Words Come Before Looks in Web Design

Advertising agencies tend to design awful websites because they are obsessed with getting attention. When people come to your website, you have already got their attention. They want to do something. They want detail. They want facts. The thing they value most is their time. So don’t waste it.

Advertising is about standing out in a crowd. It’s about getting a clear signal through a world overwhelmed with noise. You don’t turn on TV specifically to watch ads. You don’t read a newspaper to look at them. So, advertising is like an army unit entering behind enemy lines to win that vital prize: your attention.

Advertisers tend to think in intervals of 30 seconds or less. This has a huge influence on the type of communication. It becomes much more emotional and visual. The Web is a very different world. The Web is a result of an increasingly literate consumer. It is no surprise that the Web started off in universities. The Web works better with facts rather than emotions.

What was the first e-commerce success story? Books. People who buy books like to read. Why do people go to a car website? To find out what sort of safety rating the car has. To find out if there are any deals going. (People are cheap on the Web.) Last night, my 12-year-old son went to a James Bond website. He wasn’t looking for film clips. He was looking for a list of all the James Bond films.

It is more difficult to deliver emotion on the Web. A website is a place where information thrives.

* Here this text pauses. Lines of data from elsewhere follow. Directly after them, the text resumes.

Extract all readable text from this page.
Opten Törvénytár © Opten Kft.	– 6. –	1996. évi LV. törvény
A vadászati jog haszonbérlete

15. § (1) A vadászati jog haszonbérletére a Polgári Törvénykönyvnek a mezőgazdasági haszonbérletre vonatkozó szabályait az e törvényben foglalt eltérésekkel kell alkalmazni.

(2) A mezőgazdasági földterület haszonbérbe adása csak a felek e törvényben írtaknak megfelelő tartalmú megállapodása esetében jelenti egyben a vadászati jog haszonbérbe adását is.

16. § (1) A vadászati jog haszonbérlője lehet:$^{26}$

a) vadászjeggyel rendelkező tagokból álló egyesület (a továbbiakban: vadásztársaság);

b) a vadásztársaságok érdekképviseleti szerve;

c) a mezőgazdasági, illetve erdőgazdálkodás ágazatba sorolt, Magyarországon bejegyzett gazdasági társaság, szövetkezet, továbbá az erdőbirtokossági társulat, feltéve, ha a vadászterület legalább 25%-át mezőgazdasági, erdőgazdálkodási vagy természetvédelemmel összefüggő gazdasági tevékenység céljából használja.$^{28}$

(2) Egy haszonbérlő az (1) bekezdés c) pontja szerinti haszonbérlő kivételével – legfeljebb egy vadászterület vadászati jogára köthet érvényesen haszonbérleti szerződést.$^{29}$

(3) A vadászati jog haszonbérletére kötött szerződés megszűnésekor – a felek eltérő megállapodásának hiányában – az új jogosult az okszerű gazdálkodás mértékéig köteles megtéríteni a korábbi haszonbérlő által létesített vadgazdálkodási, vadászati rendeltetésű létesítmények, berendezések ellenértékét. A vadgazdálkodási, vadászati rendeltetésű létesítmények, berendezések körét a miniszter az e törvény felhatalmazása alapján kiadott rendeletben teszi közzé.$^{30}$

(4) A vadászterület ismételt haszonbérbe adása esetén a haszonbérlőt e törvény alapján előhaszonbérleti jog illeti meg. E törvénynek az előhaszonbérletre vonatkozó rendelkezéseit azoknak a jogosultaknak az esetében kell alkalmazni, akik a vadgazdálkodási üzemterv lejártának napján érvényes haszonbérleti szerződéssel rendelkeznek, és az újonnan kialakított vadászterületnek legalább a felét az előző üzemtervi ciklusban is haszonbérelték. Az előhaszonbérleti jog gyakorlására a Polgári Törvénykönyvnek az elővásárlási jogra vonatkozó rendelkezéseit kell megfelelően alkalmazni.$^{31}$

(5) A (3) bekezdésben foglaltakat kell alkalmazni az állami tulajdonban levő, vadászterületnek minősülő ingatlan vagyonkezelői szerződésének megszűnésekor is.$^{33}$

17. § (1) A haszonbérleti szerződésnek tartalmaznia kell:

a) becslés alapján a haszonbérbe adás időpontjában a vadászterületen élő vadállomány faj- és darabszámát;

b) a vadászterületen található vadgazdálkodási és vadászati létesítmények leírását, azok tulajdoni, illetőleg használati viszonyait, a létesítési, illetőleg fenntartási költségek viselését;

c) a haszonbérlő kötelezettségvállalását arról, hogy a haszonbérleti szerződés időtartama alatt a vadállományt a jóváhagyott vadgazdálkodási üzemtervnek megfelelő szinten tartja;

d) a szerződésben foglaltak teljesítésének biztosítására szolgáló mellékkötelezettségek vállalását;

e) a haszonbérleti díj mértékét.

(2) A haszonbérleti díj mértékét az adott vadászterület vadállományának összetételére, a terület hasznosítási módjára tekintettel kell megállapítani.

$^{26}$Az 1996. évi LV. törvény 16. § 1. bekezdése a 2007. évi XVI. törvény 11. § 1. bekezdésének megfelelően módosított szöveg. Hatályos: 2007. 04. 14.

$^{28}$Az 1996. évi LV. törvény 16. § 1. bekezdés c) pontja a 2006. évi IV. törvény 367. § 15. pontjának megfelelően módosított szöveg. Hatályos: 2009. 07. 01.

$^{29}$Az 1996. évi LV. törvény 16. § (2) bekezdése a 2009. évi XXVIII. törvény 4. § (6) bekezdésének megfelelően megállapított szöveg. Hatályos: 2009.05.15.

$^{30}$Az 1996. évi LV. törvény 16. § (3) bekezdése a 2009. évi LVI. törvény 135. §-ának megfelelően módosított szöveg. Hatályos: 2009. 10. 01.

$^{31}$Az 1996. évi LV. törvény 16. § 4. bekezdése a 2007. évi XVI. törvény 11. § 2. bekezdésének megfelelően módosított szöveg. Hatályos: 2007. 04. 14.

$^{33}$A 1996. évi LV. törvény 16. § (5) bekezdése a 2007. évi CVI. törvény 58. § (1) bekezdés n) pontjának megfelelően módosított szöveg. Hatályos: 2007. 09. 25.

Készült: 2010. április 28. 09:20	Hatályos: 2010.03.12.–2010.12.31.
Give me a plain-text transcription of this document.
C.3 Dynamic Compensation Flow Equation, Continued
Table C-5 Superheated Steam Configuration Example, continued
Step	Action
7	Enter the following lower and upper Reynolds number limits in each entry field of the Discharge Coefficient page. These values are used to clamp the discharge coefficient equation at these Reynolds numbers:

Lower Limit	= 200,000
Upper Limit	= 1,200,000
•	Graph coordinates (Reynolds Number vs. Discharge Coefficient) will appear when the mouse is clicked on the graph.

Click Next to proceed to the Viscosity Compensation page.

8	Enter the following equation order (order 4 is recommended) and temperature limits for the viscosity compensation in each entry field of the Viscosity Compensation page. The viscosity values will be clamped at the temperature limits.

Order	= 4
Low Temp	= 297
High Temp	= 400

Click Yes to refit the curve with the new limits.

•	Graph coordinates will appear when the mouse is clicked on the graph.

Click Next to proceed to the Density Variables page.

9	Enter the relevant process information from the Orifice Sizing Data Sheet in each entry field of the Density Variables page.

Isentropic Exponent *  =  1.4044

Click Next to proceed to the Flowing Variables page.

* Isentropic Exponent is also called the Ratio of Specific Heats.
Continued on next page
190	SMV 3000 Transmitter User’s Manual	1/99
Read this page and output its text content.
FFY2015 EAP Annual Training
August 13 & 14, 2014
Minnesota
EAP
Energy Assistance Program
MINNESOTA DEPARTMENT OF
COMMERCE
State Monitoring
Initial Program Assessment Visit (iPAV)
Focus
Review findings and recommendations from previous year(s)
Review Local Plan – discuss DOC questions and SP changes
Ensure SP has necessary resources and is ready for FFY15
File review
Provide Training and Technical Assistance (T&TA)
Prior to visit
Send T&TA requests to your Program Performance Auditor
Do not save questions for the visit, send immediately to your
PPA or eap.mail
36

In many ways, the products that sell best through traditional advertising don’t do well on the Web. My kids love Coca Cola. They have never once visited the Coca Cola website. Why on earth would they? To find out what ‘the real thing’ actually means?

Humans are much more visual than literate. For millions of years we have understood our world through images. It is only in the last couple of hundred years that the written word has achieved any sort of mass market reach.

However, the primary activity on the Web is reading. It’s very fast scan reading by impatient people who find web reading harder than print reading. Therefore, a foundation of web design success is to ensure that all your pages are as readable as possible. It’s not that the look is not important. Just that, on the Web, words come before looks.

A graphic designer complained recently that I didn’t understand professional web design. So, I decided to go to his website to see just how a professional does it. I found that:

1) The first paragraph I read was 139 words long. I would recommend 70 words or less.

2) The first sentence of the first paragraph was 39 words long. I would recommend 15-20 words.

3) The font was grey on white. I would recommend black on white.

4) The font size was 8 point. I would recommend a minimum of 10 point for body text.

5) The font size was locked.

I once asked a graphic designer why he had locked the font size on his website. “If users were able to change the size, it would ruin the look of the page,” was his reply.